Giovedì 19 aprile: il debutto di 'Due mosche' liberamente tratto da 'Emigranti' al Teatro Elicantropo di Napoli
16/04/2012, 11:04

“…per liberarmi in qualche misura della Storia. Non chiedo altro”. Sono queste le ultime parole con cui termina il “breve racconto” autobiografico di Slawomir Mrozek, l’autore di Emigranti, da cui è liberamente tratto lo spettacolo Due mosche, con Luca Iervolino e Rosario Sparno, per la regia Fabio Cocifoglia, in scena da giovedì 19 aprile 2012 alle ore 21.00 (repliche fino a domenica 22), al Teatro Elicantropo di Napoli.

Le vibranti parole dell’autore polacco sottolineano il peso che la Storia, quella con la S maiuscola, ha esercitato sulla sua vita: l’impossibilità di ignorare il luogo e il tempo in cui è vissuto, in un’epoca che gli impone il riferimento a questa Storia Generale, visto l’impatto sulla sua vita.

Proprio le parole di quest’illuminante autobiografia, trasudante forte desiderio di liberarsi dal peso della Storia, sono state fonte d’ispirazione e guida nella lettura di Emigranti, testo che, per l’allestimento di Due mosche, è stato spogliato, il più possibile, dai riferimenti alla Storia, cercando di mettere a nudo quella profonda, universale, disperata condizione dell’esistenza umana, raccontata così acutamente dall’autore polacco.

La scena è ferrea, fredda, spietata e scomoda, come la condizione in cui si trovano i personaggi, che sono sospesi su grate e lastre di ferro. E’ il luogo dove scorrono le loro esistenze, verso un “sotto”, forse abitato, e dove esalano, verso un “sopra” ignoto, le ultime illusioni di una vita che si consuma, inesorabilmente, senza senso.

Quel senso, o trama logica, che Mrozek stesso spera di trovare proprio nell’atto di raccontare la sua vita, perché, dichiara nella sua autobiografia, “Preferisco combattere l’idea che sia stata soltanto ciarpame. Solo questa speranza può indurmi a intraprendere questo compito.

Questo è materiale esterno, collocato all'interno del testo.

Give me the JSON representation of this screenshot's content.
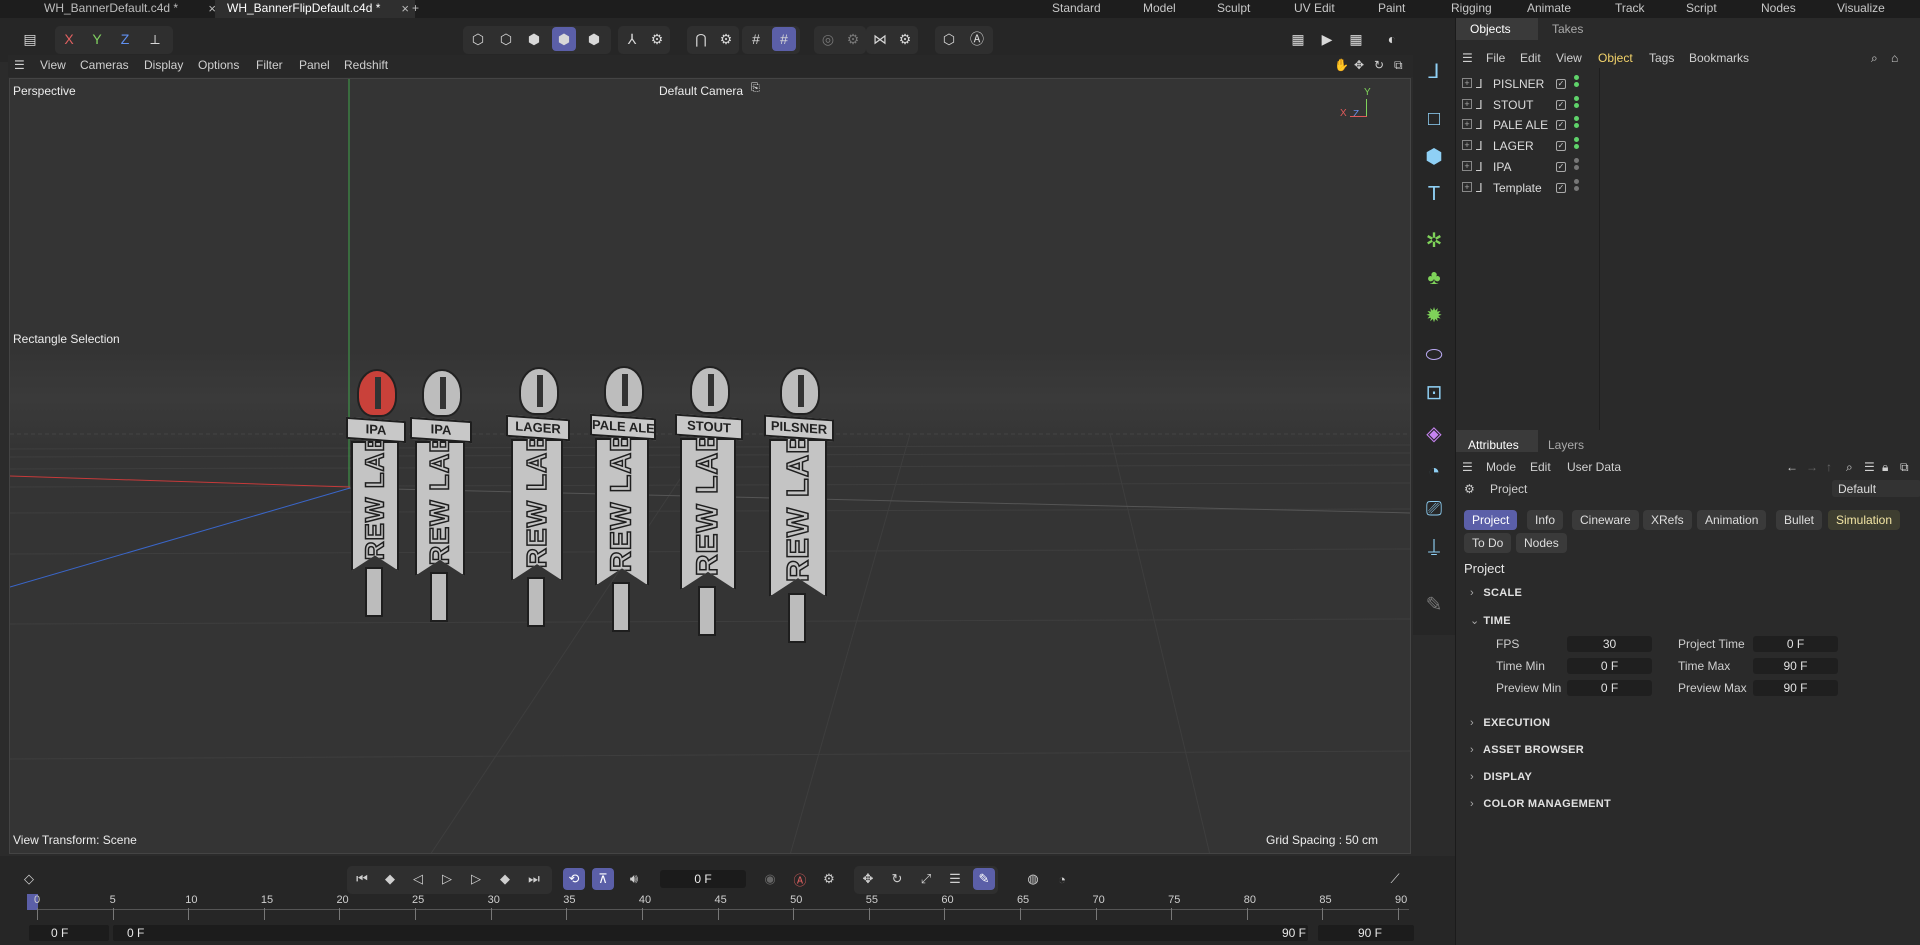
{
  "tabs": [
    {
      "label": "WH_BannerDefault.c4d *",
      "close": "×"
    },
    {
      "label": "WH_BannerFlipDefault.c4d *",
      "close": "×"
    }
  ],
  "new_tab": "+",
  "layouts": [
    "Standard",
    "Model",
    "Sculpt",
    "UV Edit",
    "Paint",
    "Rigging",
    "Animate",
    "Track",
    "Script",
    "Nodes",
    "Visualize"
  ],
  "axes": {
    "x": "X",
    "y": "Y",
    "z": "Z"
  },
  "viewport_menu": [
    "View",
    "Cameras",
    "Display",
    "Options",
    "Filter",
    "Panel",
    "Redshift"
  ],
  "viewport": {
    "mode": "Perspective",
    "camera": "Default Camera",
    "tool": "Rectangle Selection",
    "view_transform": "View Transform: Scene",
    "grid_spacing": "Grid Spacing : 50 cm",
    "axis_x": "X",
    "axis_y": "Y",
    "axis_z": "Z"
  },
  "handles": [
    {
      "top": "IPA",
      "body": "BREW LAB"
    },
    {
      "top": "IPA",
      "body": "BREW LAB"
    },
    {
      "top": "LAGER",
      "body": "BREW LAB"
    },
    {
      "top": "PALE ALE",
      "body": "BREW LAB"
    },
    {
      "top": "STOUT",
      "body": "BREW LAB"
    },
    {
      "top": "PILSNER",
      "body": "BREW LAB"
    }
  ],
  "objects_panel": {
    "tabs": [
      "Objects",
      "Takes"
    ],
    "menu": [
      "File",
      "Edit",
      "View",
      "Object",
      "Tags",
      "Bookmarks"
    ],
    "items": [
      {
        "name": "PISLNER",
        "dots": "green"
      },
      {
        "name": "STOUT",
        "dots": "green"
      },
      {
        "name": "PALE ALE",
        "dots": "green"
      },
      {
        "name": "LAGER",
        "dots": "green"
      },
      {
        "name": "IPA",
        "dots": "grey"
      },
      {
        "name": "Template",
        "dots": "grey"
      }
    ]
  },
  "attributes_panel": {
    "tabs": [
      "Attributes",
      "Layers"
    ],
    "menu": [
      "Mode",
      "Edit",
      "User Data"
    ],
    "object": "Project",
    "preset": "Default",
    "subtabs": [
      "Project",
      "Info",
      "Cineware",
      "XRefs",
      "Animation",
      "Bullet",
      "Simulation"
    ],
    "subtabs2": [
      "To Do",
      "Nodes"
    ],
    "heading": "Project",
    "sections": [
      "SCALE",
      "TIME",
      "EXECUTION",
      "ASSET BROWSER",
      "DISPLAY",
      "COLOR MANAGEMENT"
    ],
    "time": {
      "fps_label": "FPS",
      "fps": "30",
      "project_time_label": "Project Time",
      "project_time": "0 F",
      "time_min_label": "Time Min",
      "time_min": "0 F",
      "time_max_label": "Time Max",
      "time_max": "90 F",
      "preview_min_label": "Preview Min",
      "preview_min": "0 F",
      "preview_max_label": "Preview Max",
      "preview_max": "90 F"
    }
  },
  "timeline": {
    "current_frame": "0 F",
    "ticks": [
      "0",
      "5",
      "10",
      "15",
      "20",
      "25",
      "30",
      "35",
      "40",
      "45",
      "50",
      "55",
      "60",
      "65",
      "70",
      "75",
      "80",
      "85",
      "90"
    ],
    "start": "0 F",
    "preview_start": "0 F",
    "preview_end": "90 F",
    "end": "90 F"
  },
  "colors": {
    "accent": "#5b5fa8",
    "green": "#5fd36a",
    "axis_red": "#c63a3a",
    "axis_green": "#3fa34a",
    "axis_blue": "#3a66c9"
  }
}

Quanto ai lettori posso solo sperare che vogliano seguirmi”.

“E così – aggiunge il regista Fabio Cocifoglia - anche noi, animati dalla ricerca di un senso, speriamo che i nostri spettatori vogliano seguirci in quest'arduo compito”.

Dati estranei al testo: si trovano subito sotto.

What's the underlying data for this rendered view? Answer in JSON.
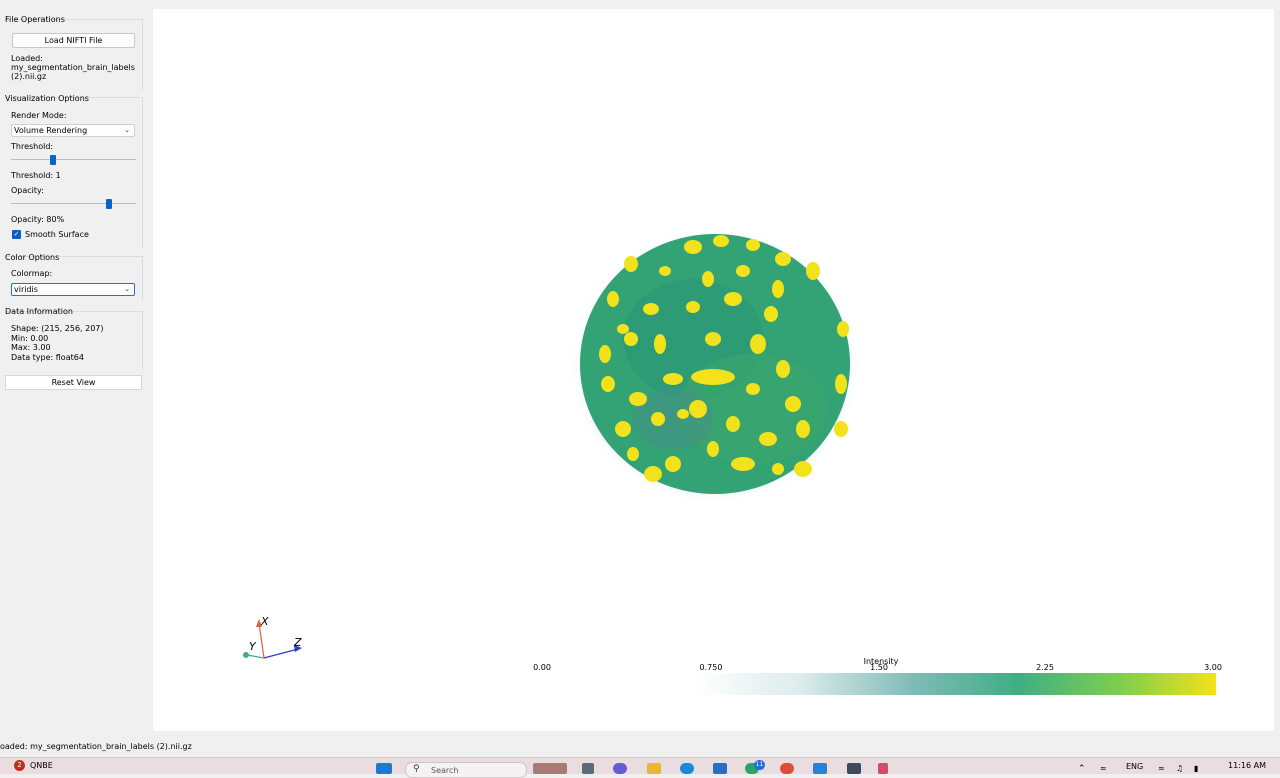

Aggressività e amicizia, attrazione e repulsione legano i due personaggi nella loro esistenza quotidiana. La tensione è sempre alta, quel sottile filo che li tiene uniti è pronto a spezzarsi, ma è troppo forte la voglia di condividere la propria solitudine, di stare soli ma senza separarsi.

E’ un continuo scontro-confronto, un amarsi-odiarsi, una riflessione sulla loro condizione: un’analisi della loro vita. La scena si riempie di parole, che scorrono senza interruzione in dialoghi serrati, di emozioni tristi e dolorose, di frustrazioni, paure e speranze, che appartengono a chi viene strappato dalla propria terra, dalla propria cultura, a chi diventa straniero nel mondo.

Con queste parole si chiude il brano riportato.